Cancer-associated fibroblasts (CAFs)-mediated metabolic support plays a vital role in tumorigenesis. The metabolic network between cancer cells and CAFs may serve as promising targets for cancer therapy. Here, aiming at targeted blockade of the metabolic support of CAFs to cancer cells, a biomimetic nanocarrier is designed by coating solid lipid nanoparticles containing chemotherapeutic paclitaxel (PTX) and glycolysis inhibitor PFK15 with hybrid membranes of cancer cells and activated fibroblasts. The nanoparticles possess outstanding dual-targeting ability which can simultaneously target cancer cells and CAFs. The encapsulated glycolysis inhibitor PFK15 can prevent the glycolysis of cancer cells and CAFs at the same time, thus increasing the chemosensitivity of cancer cells and blocking the metabolic support of CAFs to cancer cells. The results showed that the combination of PTX and PFK15 exhibited synergistic effects and inhibited tumor growth effectively. Moreover, the biomimetic nanoparticles obviously reduced the lactate production in the tumor microenvironment, leading to activated immune responses and enhanced tumor suppression. This work presents a facile strategy to destroy the metabolic network between cancer cells and CAFs, and proves the potential to elevate chemo-immunotherapy by glycolysis inhibition. STATEMENT OF SIGNIFICANCE: In many solid tumors, most cancer cells produce energy and carry out biosynthesis through glycolysis, even in aerobic conditions. As the main tumor stromal cells, cancer-associated fibroblasts (CAFs) usually turn oxidative phosphorylation into aerobic glycolysis with metabolic reprogramming and provide high-energy glycolytic metabolites for cancer cells. The metabolic network between cancer cells and CAFs is regarded as the vulnerability among cancer cells. Moreover, lactate produced by cancer cells and CAFs through glycolysis often leads to the immunosuppressive tumor microenvironment. The present study provides an effective approach to destroy the metabolic network between cancer cells and CAFs and greatly improves the antitumor immune response by reducing lactate production, which serves as a promising strategy for combined chemo-immunotherapy mediated by glycolysis.

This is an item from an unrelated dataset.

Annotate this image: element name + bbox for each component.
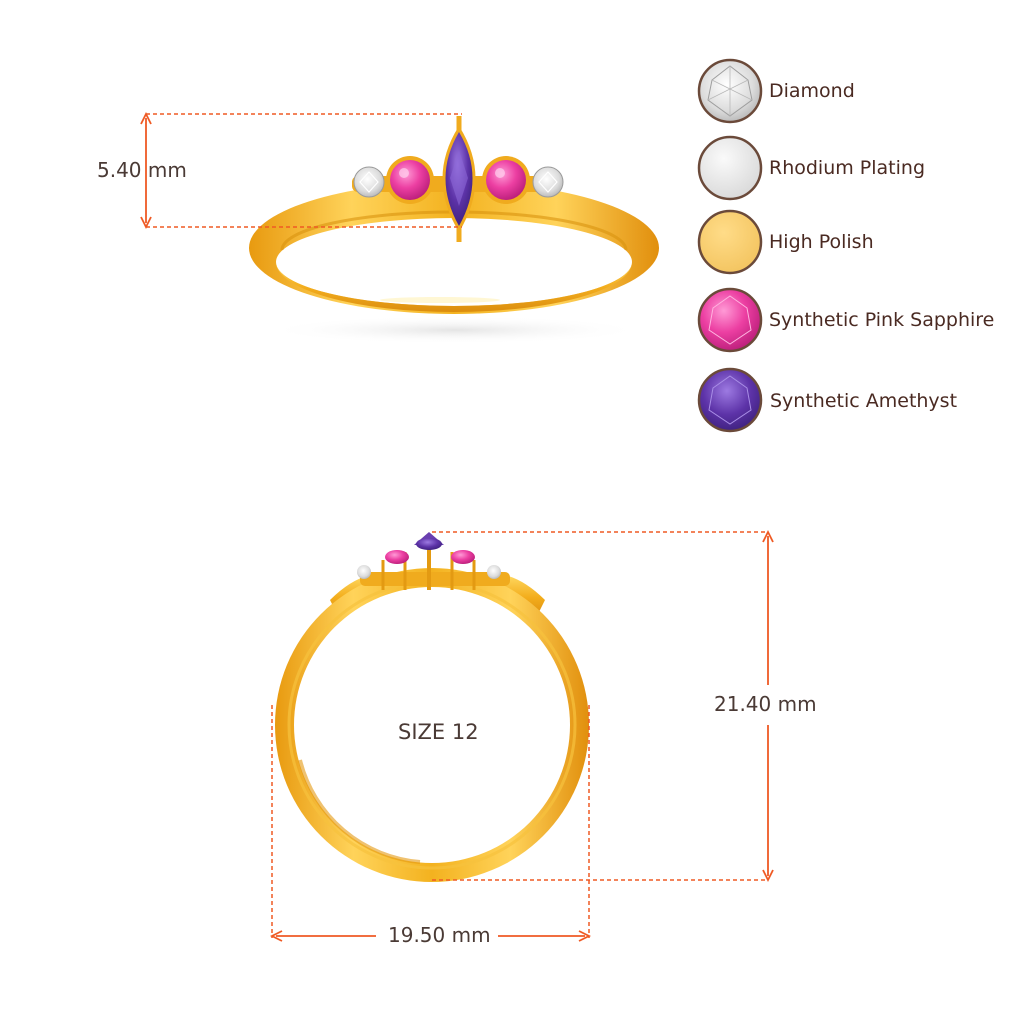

癌症相关成纤维细胞 (CAFs) 介导的代谢支持在肿瘤发生中起着至关重要的作用。癌细胞和 CAFs 之间的代谢网络可能成为癌症治疗的有前途的靶点。在这里,为了靶向阻断 CAFs 对癌细胞的代谢支持,设计了一种仿生纳米载体,该载体通过将含有化疗药物紫杉醇 (PTX) 和糖酵解抑制剂 PFK15 的固体脂质纳米颗粒用癌细胞和激活的成纤维细胞的混合膜进行包被。该纳米颗粒具有出色的双重靶向能力,能够同时靶向癌细胞和 CAFs。包封的糖酵解抑制剂 PFK15 可以同时阻止癌细胞和 CAFs 的糖酵解,从而提高癌细胞的化疗敏感性并阻断 CAFs 对癌细胞的代谢支持。结果表明,PTX 和 PFK15 的组合表现出协同作用,有效抑制肿瘤生长。此外,仿生纳米颗粒明显减少了肿瘤微环境中的乳酸产生,导致激活的免疫反应和增强的肿瘤抑制。这项工作提出了一种简单的策略来破坏癌细胞和 CAFs 之间的代谢网络,并证明通过抑制糖酵解来提高化疗-免疫治疗的潜力。
在许多实体瘤中,大多数癌细胞即使在有氧条件下也通过糖酵解产生能量并进行生物合成。作为主要的肿瘤基质细胞,癌症相关成纤维细胞 (CAFs) 通常通过代谢重编程将氧化磷酸化转化为有氧糖酵解,并为癌细胞提供高能糖酵解代谢物。癌细胞和 CAFs 之间的代谢网络被认为是癌细胞之间的脆弱性。此外,癌细胞和 CAFs 通过糖酵解产生的乳酸常常导致免疫抑制的肿瘤微环境。本研究提供了一种有效破坏癌细胞和 CAFs 之间代谢网络的方法,并通过减少乳酸产生极大地提高了抗肿瘤免疫反应,这为通过糖酵解介导的联合化疗-免疫治疗提供了一种很有前途的策略。